Continuances should not, however, lead to postponing a hearing for an unreasonably long period of time.

When a nonresident, pro bono attorney represents children in Medicaid fair hearings: A pro bono attorney who is a resident of and licensed to practice law in another state, and who is not a member of the State Bar of Texas, shall comply with the requirements of Texas Government Code, Title 2, Subtitle G, Chapter 82, §82.0361, Nonresident Attorney Fee, and Rule XIX of the Rules Governing Admission to the Bar of Texas, Requirements for Participation in Texas Proceedings by a Non-Resident Attorney, before entering an appearance on behalf of a child in an appeal authorized under Texas Human Resources Code, Title 2, Subtitle C, Chapter 32, Medical Assistance Program. Rule XIX is located on the Texas Board of Law Examiners website.

1431 Time Frames for Processing Requests to Reopen

Revision 11-4; Effective June 1, 2011

After the hearing is closed, the date the appellant contacts hearings staff, either in person or in writing, is considered the request to reopen date.
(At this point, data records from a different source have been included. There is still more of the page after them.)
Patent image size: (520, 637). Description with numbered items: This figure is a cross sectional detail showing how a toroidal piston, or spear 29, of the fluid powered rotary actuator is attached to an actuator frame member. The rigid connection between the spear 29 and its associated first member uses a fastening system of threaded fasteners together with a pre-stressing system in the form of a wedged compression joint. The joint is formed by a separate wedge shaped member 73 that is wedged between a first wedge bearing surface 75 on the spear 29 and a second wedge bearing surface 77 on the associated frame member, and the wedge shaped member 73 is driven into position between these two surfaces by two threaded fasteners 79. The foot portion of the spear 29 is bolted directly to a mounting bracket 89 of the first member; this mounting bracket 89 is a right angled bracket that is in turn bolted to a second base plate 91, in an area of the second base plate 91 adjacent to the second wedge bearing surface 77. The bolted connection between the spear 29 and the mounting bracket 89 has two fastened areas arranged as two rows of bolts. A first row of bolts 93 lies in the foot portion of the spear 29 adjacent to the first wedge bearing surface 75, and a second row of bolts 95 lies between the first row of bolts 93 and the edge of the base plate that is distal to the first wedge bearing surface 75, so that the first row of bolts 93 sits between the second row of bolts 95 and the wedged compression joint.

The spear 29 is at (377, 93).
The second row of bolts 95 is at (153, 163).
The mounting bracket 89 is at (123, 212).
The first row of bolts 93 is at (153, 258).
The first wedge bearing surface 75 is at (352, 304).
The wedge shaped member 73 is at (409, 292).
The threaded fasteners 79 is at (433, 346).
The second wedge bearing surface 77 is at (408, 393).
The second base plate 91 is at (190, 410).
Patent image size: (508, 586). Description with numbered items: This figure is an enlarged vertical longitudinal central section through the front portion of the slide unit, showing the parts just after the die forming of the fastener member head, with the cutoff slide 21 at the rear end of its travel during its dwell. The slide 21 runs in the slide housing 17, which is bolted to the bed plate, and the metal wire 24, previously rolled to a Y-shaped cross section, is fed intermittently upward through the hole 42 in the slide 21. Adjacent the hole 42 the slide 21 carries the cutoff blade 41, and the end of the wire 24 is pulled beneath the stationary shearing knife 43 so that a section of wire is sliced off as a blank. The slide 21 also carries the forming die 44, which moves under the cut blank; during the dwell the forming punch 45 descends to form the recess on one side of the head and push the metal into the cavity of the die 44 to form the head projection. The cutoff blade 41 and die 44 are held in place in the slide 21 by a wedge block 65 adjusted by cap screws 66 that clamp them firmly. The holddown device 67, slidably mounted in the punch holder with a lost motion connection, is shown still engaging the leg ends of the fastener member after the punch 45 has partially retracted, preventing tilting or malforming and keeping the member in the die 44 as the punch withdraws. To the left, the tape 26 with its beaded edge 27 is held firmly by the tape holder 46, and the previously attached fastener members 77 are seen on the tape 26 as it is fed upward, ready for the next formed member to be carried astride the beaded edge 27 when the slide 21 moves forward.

The hearings officer has 30 calendar days from the date of the request to reopen to determine whether or not to reopen the hearing.

If the hearings officer decides to reopen the hearing, a new decision must be issued within 60 days of the date the request to reopen was received for SNAP cases and within 90 days for all other types of cases, unless there are delays. The delays that apply to initial hearings are applicable to reopened hearings. A list of delays is in 1723, Delays in Issuing a Decision – 1 TAC §357.23(a)(3).

1440 Continuances/Postponements — 1 TAC §357.19(a)

Revision 14-2; Effective August 6, 2014

The hearings officer considers a request to postpone a hearing only if the appellant, his authorized representative, the agency or the Office of General Counsel attorney contacts the appropriate hearings officer before the scheduled hearing is to occur. In SNAP cases, the appellant is entitled to receive one postponement of up to 30 calendar days. In all other hearings, the hearings officer may postpone a fair hearing if the hearings officer determines that good cause exists. Except for one continuance for a SNAP appellant, a party is not entitled to a continuance. A continuance is granted at the discretion of the hearings officer for good cause. Good cause must be substantive and not for convenience. Good cause exists when there is a circumstance or excuse that is beyond the reasonable control of the parties.

The hearings officer may consider whether the appellant is receiving continued benefits in deciding whether to grant a continuance.

When the agency is represented by an attorney and the appellant is not receiving continued benefits, only one continuance may be granted for good cause. The effect of the delay on the appellant should be carefully considered.

A rescheduled appointment notice, Form H4803, Notice of Hearing, acknowledges a hearings officer's agreement to postpone and is sent to the appellant and agency.

A postponement may occur only if the hearing has not taken place and a decision has not been issued. A postponement may not be applied to an appeal that is closed.

Note: The terms continuance and postponement are used interchangeably.

Note: A request for continuance/postponement by the agency must be made within five calendar days of the date of the notice or alert.